Neste dia dedicado à POESIA , só Eugénio Lisboa ( 1930-2024), professor , crítico literário, ensaísta , poeta de muito engenho e de laboriosa oficina poética, podia dar o mote a esta tentativa de celebrar a poesia, neste espaço. Ao longo dos anos e diariamente até à sua morte, a 9 de Abril de 2024, brindou-nos com a sua opípara e policromática escrita , onde o poema era rei. É o primeiro ano da sua ausência real, mas ficará para sempre nas páginas da Literatura pela fecunda e excelente produção literária que legou ao mundo.
A boa poesia é aquela,que diz muito, mesmo falando pouco,não vá o bom poeta ficar rouco!Eugénio Lisboa , Poemas em Tempo de Guerra,Guerra & Paz Editores
A POESIA
por Eugénio Lisboa
por Eugénio Lisboa
“A poesia mente muito, mas diz sempre o que mais a aproxima da verdade. Sabe é dizê-lo, de um modo muito especial, que é não dizer, dizendo, enviesando e despistando. O próprio do poeta é “citar” o leitor, como se “cita” um touro. O poeta não dá respostas: abre pistas. Quem dá respostas são os padres e os charlatães. Os poetas fazem perguntas sugestivas que apontam, nunca para um só caminho, mas para vários. O não responder dos poetas aproxima-se mais da resposta do que o responder dos padres. O não responder dos poetas tem mais resposta do que o responder dos bispos. O poeta pretende que não sabe, o padre finge que sabe. Há mais saber no não responder do que no responder. Mesmo quando o poeta parece que afirma, está só a perguntar. Há mais filosofia no que diz que não sabe do que em todas as religiões somadas e muito cheias de certezas. Não saber, ter dificuldade em compreender, abre-nos mais portas para a verdade do que ter resposta para tudo. Os poetas e os homens de ciência têm, no que não sabem, promessas de tesouros que se furtarão a todas as religiões do mundo. Pensar que ainda se não sabe é a melhor alavanca para algum saber. Pensar que se sabe e que aquele é o único saber admitido convoca a tortura e a fogueira. Os poetas nunca queimaram ninguém, mas alguns deles já foram queimados. O que julga que sabe e não sabe está sempre preparado para eliminar o que quase sabe mas sabe que está ainda longe de saber. A certeza tem horror à dúvida, como antigamente se dizia que a natureza tem horror ao vazio. A dúvida faz avançar o conhecimento. A certeza barra-lhe o avanço. Como os cientistas, os poetas estão vivos e activos porque ainda não sabem: quando muito, desconfiam. Como dizia um filósofo francês, a dúvida pode ser dolorosa, mas a certeza é ridícula.”
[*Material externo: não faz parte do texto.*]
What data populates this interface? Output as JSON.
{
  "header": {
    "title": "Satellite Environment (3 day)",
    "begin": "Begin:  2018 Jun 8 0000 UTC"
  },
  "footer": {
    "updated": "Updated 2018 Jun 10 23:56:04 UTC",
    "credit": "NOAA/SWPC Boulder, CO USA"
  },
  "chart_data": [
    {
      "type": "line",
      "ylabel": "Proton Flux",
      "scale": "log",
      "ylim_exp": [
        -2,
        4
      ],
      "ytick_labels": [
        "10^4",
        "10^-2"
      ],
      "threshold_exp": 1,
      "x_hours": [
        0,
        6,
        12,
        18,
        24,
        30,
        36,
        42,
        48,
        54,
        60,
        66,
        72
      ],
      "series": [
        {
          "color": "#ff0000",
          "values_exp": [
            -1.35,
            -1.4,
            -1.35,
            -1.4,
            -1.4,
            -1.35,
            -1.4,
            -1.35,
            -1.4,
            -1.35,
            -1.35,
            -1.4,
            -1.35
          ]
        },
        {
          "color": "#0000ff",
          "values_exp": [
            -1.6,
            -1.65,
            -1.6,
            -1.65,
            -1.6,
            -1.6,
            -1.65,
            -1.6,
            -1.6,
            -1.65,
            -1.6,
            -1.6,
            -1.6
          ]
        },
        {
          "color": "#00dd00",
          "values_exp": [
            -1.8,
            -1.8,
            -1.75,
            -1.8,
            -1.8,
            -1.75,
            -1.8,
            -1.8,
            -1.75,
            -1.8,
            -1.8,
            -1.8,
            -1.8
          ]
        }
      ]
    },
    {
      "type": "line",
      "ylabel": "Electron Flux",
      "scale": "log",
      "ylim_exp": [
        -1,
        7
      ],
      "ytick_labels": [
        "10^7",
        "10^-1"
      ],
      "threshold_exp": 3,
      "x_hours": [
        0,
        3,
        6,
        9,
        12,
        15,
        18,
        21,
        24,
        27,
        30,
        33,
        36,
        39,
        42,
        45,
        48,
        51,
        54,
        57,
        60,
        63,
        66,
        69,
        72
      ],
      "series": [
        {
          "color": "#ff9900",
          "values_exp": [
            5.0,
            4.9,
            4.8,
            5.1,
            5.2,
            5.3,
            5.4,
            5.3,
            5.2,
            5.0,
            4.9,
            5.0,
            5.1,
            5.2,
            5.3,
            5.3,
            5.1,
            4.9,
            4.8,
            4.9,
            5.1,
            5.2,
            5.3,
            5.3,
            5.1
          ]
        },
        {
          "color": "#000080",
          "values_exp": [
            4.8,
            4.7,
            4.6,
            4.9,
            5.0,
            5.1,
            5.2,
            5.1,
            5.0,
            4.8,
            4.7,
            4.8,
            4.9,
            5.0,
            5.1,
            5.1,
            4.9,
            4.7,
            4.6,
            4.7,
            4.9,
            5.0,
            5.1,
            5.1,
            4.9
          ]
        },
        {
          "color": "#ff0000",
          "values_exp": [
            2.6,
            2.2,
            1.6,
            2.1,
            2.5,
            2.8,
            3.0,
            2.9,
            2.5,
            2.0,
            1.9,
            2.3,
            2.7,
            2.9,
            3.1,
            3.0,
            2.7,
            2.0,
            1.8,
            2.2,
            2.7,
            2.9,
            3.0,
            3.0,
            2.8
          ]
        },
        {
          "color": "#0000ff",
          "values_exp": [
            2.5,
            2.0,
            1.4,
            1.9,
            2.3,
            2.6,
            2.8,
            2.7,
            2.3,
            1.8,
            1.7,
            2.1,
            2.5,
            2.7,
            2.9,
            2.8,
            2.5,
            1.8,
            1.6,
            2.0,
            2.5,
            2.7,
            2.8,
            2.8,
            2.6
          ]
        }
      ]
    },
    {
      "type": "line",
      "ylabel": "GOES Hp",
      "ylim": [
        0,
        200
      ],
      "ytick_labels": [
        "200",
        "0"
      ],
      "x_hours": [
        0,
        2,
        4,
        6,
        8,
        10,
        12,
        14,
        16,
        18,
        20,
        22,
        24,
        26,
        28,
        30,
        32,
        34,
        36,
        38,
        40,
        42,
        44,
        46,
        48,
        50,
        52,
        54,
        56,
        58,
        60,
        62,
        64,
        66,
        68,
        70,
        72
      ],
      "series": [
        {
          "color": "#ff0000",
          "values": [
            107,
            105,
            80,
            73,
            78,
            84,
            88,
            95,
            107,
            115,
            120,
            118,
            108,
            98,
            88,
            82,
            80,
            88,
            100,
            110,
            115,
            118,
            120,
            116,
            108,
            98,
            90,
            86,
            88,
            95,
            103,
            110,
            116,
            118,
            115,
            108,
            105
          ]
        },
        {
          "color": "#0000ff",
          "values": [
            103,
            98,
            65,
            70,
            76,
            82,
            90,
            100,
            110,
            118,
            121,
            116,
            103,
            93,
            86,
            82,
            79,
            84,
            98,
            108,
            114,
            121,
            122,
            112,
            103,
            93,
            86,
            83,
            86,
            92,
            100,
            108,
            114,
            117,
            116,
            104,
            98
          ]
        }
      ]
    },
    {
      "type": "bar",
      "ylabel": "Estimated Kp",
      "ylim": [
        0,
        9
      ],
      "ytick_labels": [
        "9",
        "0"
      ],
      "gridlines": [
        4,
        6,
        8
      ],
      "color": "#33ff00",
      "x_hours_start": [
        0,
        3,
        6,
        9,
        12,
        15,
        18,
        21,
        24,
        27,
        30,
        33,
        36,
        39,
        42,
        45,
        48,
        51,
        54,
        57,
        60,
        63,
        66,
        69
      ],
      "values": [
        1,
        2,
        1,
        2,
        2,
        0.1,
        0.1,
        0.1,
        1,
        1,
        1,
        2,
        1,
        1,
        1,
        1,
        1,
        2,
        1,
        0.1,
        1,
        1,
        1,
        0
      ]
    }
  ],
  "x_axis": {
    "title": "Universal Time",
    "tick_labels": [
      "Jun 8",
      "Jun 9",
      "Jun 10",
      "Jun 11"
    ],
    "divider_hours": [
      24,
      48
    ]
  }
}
Eugénio Lisboa, 09.11.2022


Quando vier a Primavera
Quando vier a primavera,
Se eu já estiver morto,
As flores florirão da mesma maneira
E as árvores não serão menos verdes que na primavera passada.
A realidade não precisa de mim.
Sinto uma alegria enorme
Ao pensar que a minha morte não tem importância nenhuma.
Se soubesse que amanhã morria
E a primavera era depois de amanhã,
Morreria contente, porque ela era depois de amanhã.
Se esse é o seu tempo, quando havia ela de vir senão no seu tempo?
Gosto que tudo seja real e que tudo esteja certo;
E gosto porque assim seria, mesmo que eu não gostasse.
Por isso, se morrer agora, morro contente,
Porque tudo é real e tudo está certo.
Podem rezar latim sobre o meu caixão, se quiserem.
Se quiserem, podem dançar e cantar à roda dele.
Não tenho preferências para quando já não puder ter preferências.
O que for, quando for, é que será o que é.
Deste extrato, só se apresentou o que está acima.